A close relative was an orthopedic surgeon with expertise in repairing ski injuries. He shared with me that he had always experienced two sensations in his surgeries: First, the challenge and thrill of analyzing the injury to determine the best surgical strategy, and second, feeling the terror of potentially making the slightest erroneous move. After several decades of work, however, he knew all the angles and all the solutions, leaving him with no more challenge or thrill. All that remained was the terror of potential miscues. That was the point at which he decided to transition from performing surgery to mentoring young surgeons. 

Career Tips:

  • It’s usually easier to keep the fire going by adding some fuel than having to reignite an extinguished flame. Find a way to add vigor and variety to your routine at work, such as enriching your day by learning a new mini-skill (formally or from a colleague) and implementing it at work. Even learning a new application or function on your computer can be empowering.
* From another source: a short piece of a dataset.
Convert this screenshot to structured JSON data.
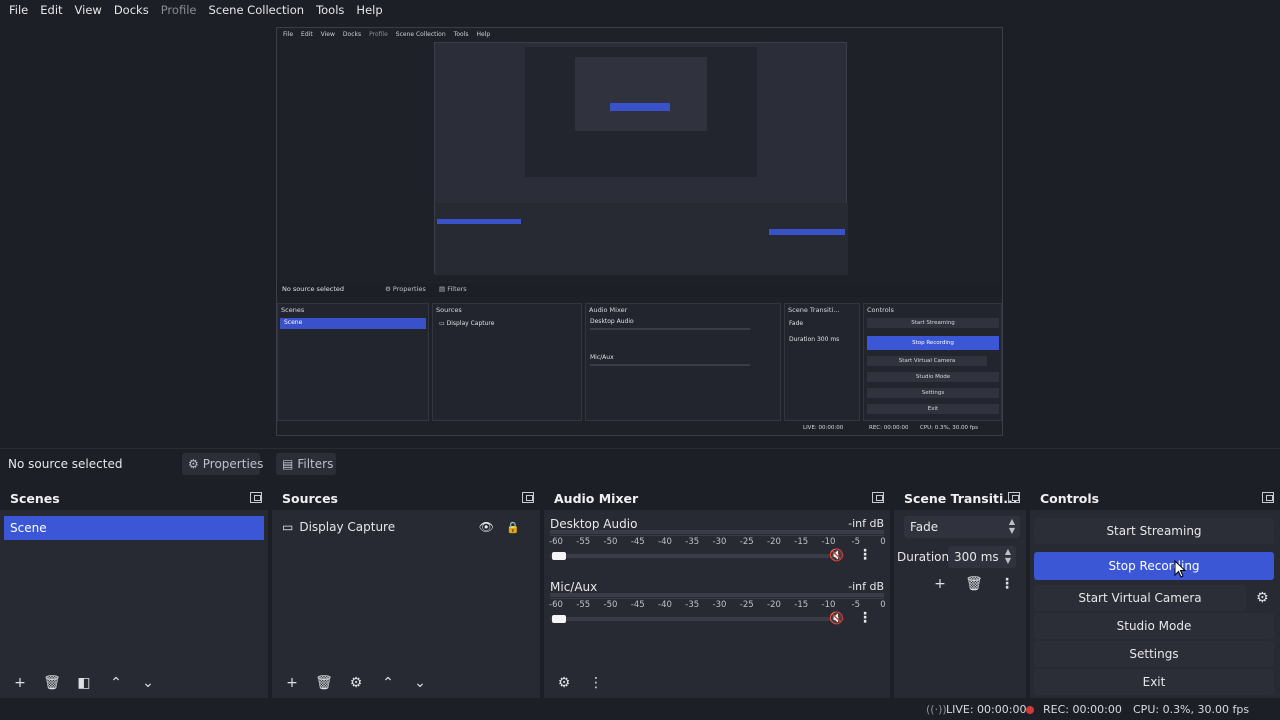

Also, periodically offering to help a colleague with an assignment can add some spice to your work, expand your horizons, and contribute to workplace solidarity.
  • If you notice some work burnout-like symptoms (e.g., fatigue, short temper at work and/or home, physiological stress responses), taking a break from work may be right for you. Schedule some daily downtime for relaxation, such as an outdoor lunch break. To avoid ending the week completely uninspired, make sure to engage in an activity that you know you enjoy––like attending a performance, spending quality time with family, or biking through the woods close to home that you have been thinking about for quite some time. 
  • Try this: We often hear clients in career counseling who have long lost the spark in their job. When discussing this with them, we find that much of what attracted them to their work is still there but has been placed on the back burner and is no longer a significant part of their day, whether it involves brainstorming sessions or even communal coffee breaks. These moments can be restored, but they don’t happen automatically. Things that may have once happened spontaneously may now require initiative and planning. Restoring previously enjoyable activities will likely be appreciated by your co-workers, who may have succumbed to the inertia of routine. Albert Schweitzer seemed attuned to this phenomenon of kindling a fire in another: “At times, our own light goes out and is rekindled by a spark from another person. Each of us has cause to think with deep gratitude of those who have lighted the flame within us.” 

[1] Schein, E. H. (1993). Career anchors: Discovering your real values, Pfeiffer & Co.